Em Goiás, um dos principais polos agrícolas do País, o mercado de trabalho do agronegócio reúne 1,11 milhão de pessoas, segundo o Boletim do Mercado de Trabalho do Agronegócio de Goiás, elaborado pelo Instituto Mauro Borges (IMB) com dados do quarto trimestre de 2025. O número exato é de 1.108.215 trabalhadores, equivalente a 28,6% do total de ocupados no Estado.
Na comparação com o quarto trimestre de 2019, o agronegócio goiano incorporou 126,6 mil trabalhadores, aumento de 12,9% na força de trabalho. A distribuição dos ocupados ocorre entre diferentes segmentos.
O setor de serviços concentra a maior parcela, com 40,6% das vagas, ou 450.142 postos. O segmento primário reúne 23,6% das ocupações, com 261.097 trabalhadores. Dentro desse grupo, a criação de bovinos concentra a maior parcela, com 104,8 mil empregados, seguida pela cana-de-açúcar, com 35,9 mil, e pela soja, com 33,6 mil trabalhadores.
Queda na soja
A soja registrou queda de 43% em relação ao ano anterior, em razão de intempéries climáticas que afetaram a produtividade média em 2025. A agroindústria representa 21,1% das vagas, com 233.866 trabalhadores, enquanto o autoconsumo corresponde a 14,7%, com 151.450 pessoas.
O segmento de insumos é o menor, com 1,1% da força de trabalho, ou 11.660 pessoas, mas registrou expansão de 71,9%. O crescimento foi impulsionado pela fabricação de máquinas agrícolas, que apresentou alta de 212,9%.
O número de trabalhadores formais no agronegócio goiano passou de 579,5 mil para 619,4 mil entre 2024 e 2025, aumento de 6,9%. No mesmo período, a informalidade caiu 1,2% e atingiu 488,8 mil pessoas, equivalente a 44,1% do total.
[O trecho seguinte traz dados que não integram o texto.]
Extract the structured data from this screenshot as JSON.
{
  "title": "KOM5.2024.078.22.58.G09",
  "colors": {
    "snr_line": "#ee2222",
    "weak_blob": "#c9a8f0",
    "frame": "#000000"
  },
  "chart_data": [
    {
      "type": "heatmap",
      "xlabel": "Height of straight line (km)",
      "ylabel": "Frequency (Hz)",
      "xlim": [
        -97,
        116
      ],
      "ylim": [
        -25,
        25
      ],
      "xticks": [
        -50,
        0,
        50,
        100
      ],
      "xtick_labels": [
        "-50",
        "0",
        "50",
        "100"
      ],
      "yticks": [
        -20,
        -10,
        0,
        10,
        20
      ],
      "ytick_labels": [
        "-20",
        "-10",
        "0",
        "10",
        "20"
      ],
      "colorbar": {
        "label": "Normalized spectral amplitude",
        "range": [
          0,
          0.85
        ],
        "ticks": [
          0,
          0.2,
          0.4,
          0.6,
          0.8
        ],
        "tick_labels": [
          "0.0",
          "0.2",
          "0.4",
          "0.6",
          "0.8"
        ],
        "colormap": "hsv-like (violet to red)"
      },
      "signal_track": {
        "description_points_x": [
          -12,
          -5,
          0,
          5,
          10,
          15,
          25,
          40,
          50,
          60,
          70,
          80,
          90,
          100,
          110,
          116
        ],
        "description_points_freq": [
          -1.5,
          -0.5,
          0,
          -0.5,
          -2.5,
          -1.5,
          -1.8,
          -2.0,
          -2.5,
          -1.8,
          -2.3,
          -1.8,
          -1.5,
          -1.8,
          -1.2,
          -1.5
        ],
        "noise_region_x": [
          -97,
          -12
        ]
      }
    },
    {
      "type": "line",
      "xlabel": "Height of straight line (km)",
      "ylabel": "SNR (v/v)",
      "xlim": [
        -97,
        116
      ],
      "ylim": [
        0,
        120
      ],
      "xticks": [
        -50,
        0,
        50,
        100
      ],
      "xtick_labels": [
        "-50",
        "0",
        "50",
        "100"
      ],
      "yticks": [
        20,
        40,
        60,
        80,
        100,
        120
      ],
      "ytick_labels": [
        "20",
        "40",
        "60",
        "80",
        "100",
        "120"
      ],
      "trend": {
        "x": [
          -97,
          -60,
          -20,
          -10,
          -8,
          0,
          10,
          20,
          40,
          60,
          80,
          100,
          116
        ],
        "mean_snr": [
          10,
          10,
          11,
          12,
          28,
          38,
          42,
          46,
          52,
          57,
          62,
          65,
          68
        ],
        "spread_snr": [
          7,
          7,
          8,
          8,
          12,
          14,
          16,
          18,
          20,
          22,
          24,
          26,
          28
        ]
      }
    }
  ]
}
Os maiores percentuais de formalização foram registrados nos segmentos de insumos, com 92,5%, e agroindústria, com 73,9%.
Na escolaridade, 25,2% das pessoas ocupadas no agronegócio de Goiás possuem ensino superior. O número representa crescimento de 20,2 mil graduados, alta de 7,8% em relação a 2024. Trabalhadores com ensino médio formam a maior parcela, com 43,1% do setor.
A participação feminina também aumentou. As mulheres representam 36,4% das vagas, com 403,1 mil trabalhadoras, acréscimo de 14,2 mil postos, ou 3,7%, na comparação com 2024. Os homens correspondem a 63,6% dos ocupados, com 705,1 mil trabalhadores.